Can you provide some background information on your fracture analysis? How did this come about?
There has been concern about an increased fracture rate in patients treated with other less specific TRK inhibitors, specifically entrectinib. And so we decided to look at the larotrectinib data from patients treated in one of the ongoing clinical trials and led to the FDA approval of larotrectinib to evaluate the fracture rate to see if that was common or not in this group of patients. .
From which studies does this data come? And what can you tell me about the patient population you assessed?
It comes from 3 different trials. So the Phase 1 adult study of larotrectinib with generalized patients, with or without the presence of a TRK fusion, and then the pediatric SCOUT study that enrolled patients, again initially with or without the presence of a TRK fusion, but was subsequently changed to enroll only patients with TRK fusions for the phase two portion. And then the phase 2 study for adults and adolescents called NAVIGATE. The latter two studies are still ongoing with patients. And so this included a group of patients that ranged from very young, less than a month old, to older adults, and with a wide variety of different histologies. Looking at the safety results, it did not limit the analysis to patients with TRK fusions and included patients with or without TRK fusions, all patients enrolled in those studies.

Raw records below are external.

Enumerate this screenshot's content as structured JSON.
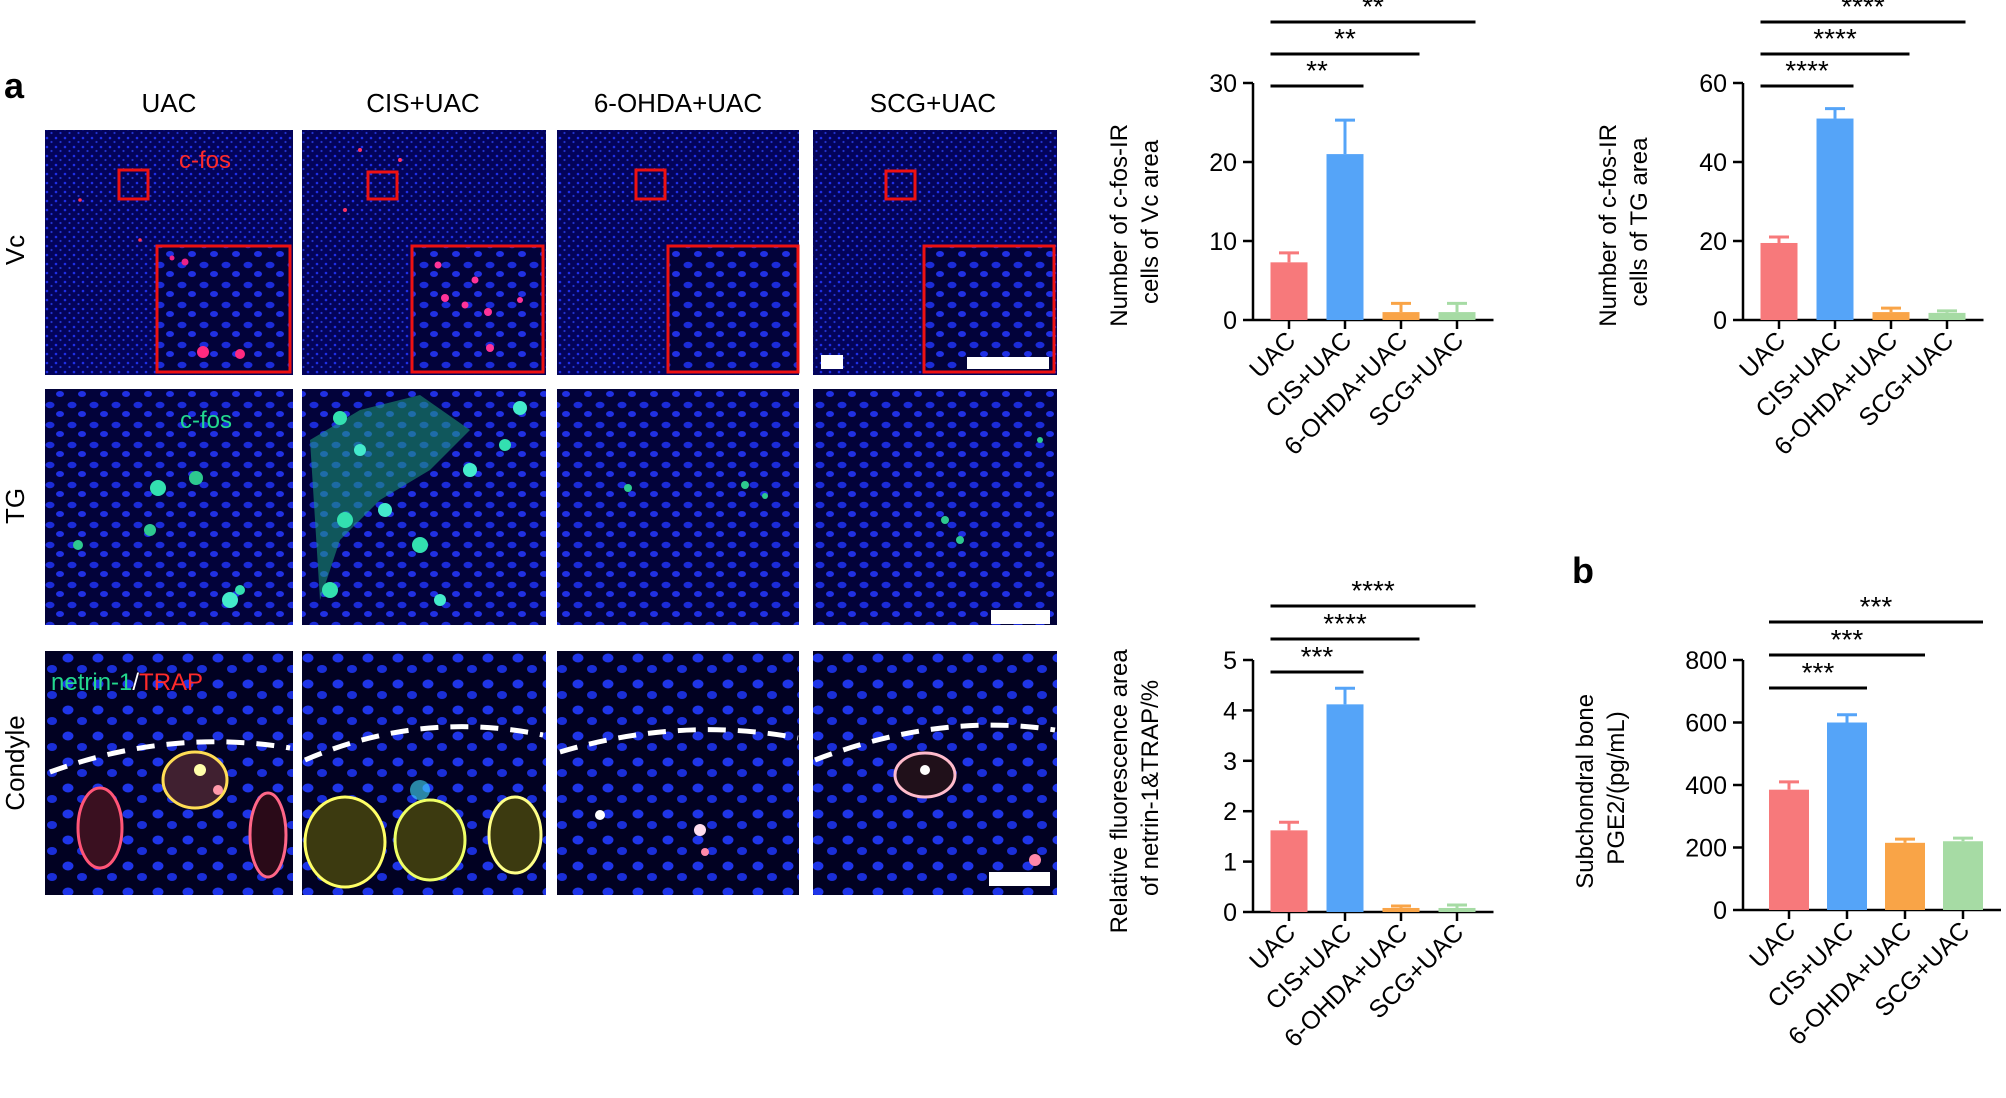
{
  "figure": {
    "panel_a_label": "a",
    "panel_b_label": "b",
    "column_headers": [
      "UAC",
      "CIS+UAC",
      "6-OHDA+UAC",
      "SCG+UAC"
    ],
    "row_labels": [
      "Vc",
      "TG",
      "Condyle"
    ],
    "stain_labels": {
      "vc": "c-fos",
      "tg": "c-fos",
      "condyle_green": "netrin-1",
      "condyle_sep": "/",
      "condyle_red": "TRAP"
    }
  },
  "colors": {
    "uac": "#F7797B",
    "cis_uac": "#55A4F8",
    "ohda_uac": "#F9A447",
    "scg_uac": "#A6DBA4",
    "error_bar": "#000000",
    "micrograph_bg": "#03035a",
    "nuclei": "#1f2fe6",
    "red_stain": "#ff2a55",
    "green_stain": "#33e0a0",
    "yellow_stain": "#f0f060"
  },
  "chart_data": [
    {
      "id": "vc",
      "type": "bar",
      "categories": [
        "UAC",
        "CIS+UAC",
        "6-OHDA+UAC",
        "SCG+UAC"
      ],
      "values": [
        7.3,
        21.0,
        1.0,
        1.0
      ],
      "errors": [
        1.2,
        4.3,
        1.1,
        1.1
      ],
      "ylabel_lines": [
        "Number of c-fos-IR",
        "cells of Vc area"
      ],
      "ylim": [
        0,
        30
      ],
      "yticks": [
        0,
        10,
        20,
        30
      ],
      "significance": [
        {
          "from": 0,
          "to": 1,
          "label": "**"
        },
        {
          "from": 0,
          "to": 2,
          "label": "**"
        },
        {
          "from": 0,
          "to": 3,
          "label": "**"
        }
      ]
    },
    {
      "id": "tg",
      "type": "bar",
      "categories": [
        "UAC",
        "CIS+UAC",
        "6-OHDA+UAC",
        "SCG+UAC"
      ],
      "values": [
        19.5,
        51.0,
        2.0,
        1.8
      ],
      "errors": [
        1.5,
        2.5,
        1.0,
        0.5
      ],
      "ylabel_lines": [
        "Number of c-fos-IR",
        "cells of TG area"
      ],
      "ylim": [
        0,
        60
      ],
      "yticks": [
        0,
        20,
        40,
        60
      ],
      "significance": [
        {
          "from": 0,
          "to": 1,
          "label": "****"
        },
        {
          "from": 0,
          "to": 2,
          "label": "****"
        },
        {
          "from": 0,
          "to": 3,
          "label": "****"
        }
      ]
    },
    {
      "id": "netrin",
      "type": "bar",
      "categories": [
        "UAC",
        "CIS+UAC",
        "6-OHDA+UAC",
        "SCG+UAC"
      ],
      "values": [
        1.62,
        4.12,
        0.08,
        0.08
      ],
      "errors": [
        0.16,
        0.32,
        0.04,
        0.06
      ],
      "ylabel_lines": [
        "Relative fluorescence area",
        "of netrin-1&TRAP/%"
      ],
      "ylim": [
        0,
        5
      ],
      "yticks": [
        0,
        1,
        2,
        3,
        4,
        5
      ],
      "significance": [
        {
          "from": 0,
          "to": 1,
          "label": "***"
        },
        {
          "from": 0,
          "to": 2,
          "label": "****"
        },
        {
          "from": 0,
          "to": 3,
          "label": "****"
        }
      ]
    },
    {
      "id": "pge2",
      "type": "bar",
      "categories": [
        "UAC",
        "CIS+UAC",
        "6-OHDA+UAC",
        "SCG+UAC"
      ],
      "values": [
        385,
        600,
        215,
        220
      ],
      "errors": [
        25,
        25,
        12,
        10
      ],
      "ylabel_lines": [
        "Subchondral bone",
        "PGE2/(pg/mL)"
      ],
      "ylim": [
        0,
        800
      ],
      "yticks": [
        0,
        200,
        400,
        600,
        800
      ],
      "significance": [
        {
          "from": 0,
          "to": 1,
          "label": "***"
        },
        {
          "from": 0,
          "to": 2,
          "label": "***"
        },
        {
          "from": 0,
          "to": 3,
          "label": "***"
        }
      ]
    }
  ]
}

What results have you seen so far?
We evaluated the fracture rate in patients treated in those 3 clinical trials and found that the fracture rate was really quite low, about 7% for the whole cohort of patients, which is in line with expectations for patients with advanced cancer who participated. to such studies, and there is no clear evidence that fracture rates increase with larotrectinib treatment.
I think it is important to emphasize that we are continuing to collect additional safety data and that these investigations are ongoing. And especially in growing children, it’s important to continue collecting this data, but we were certainly happy to see these results.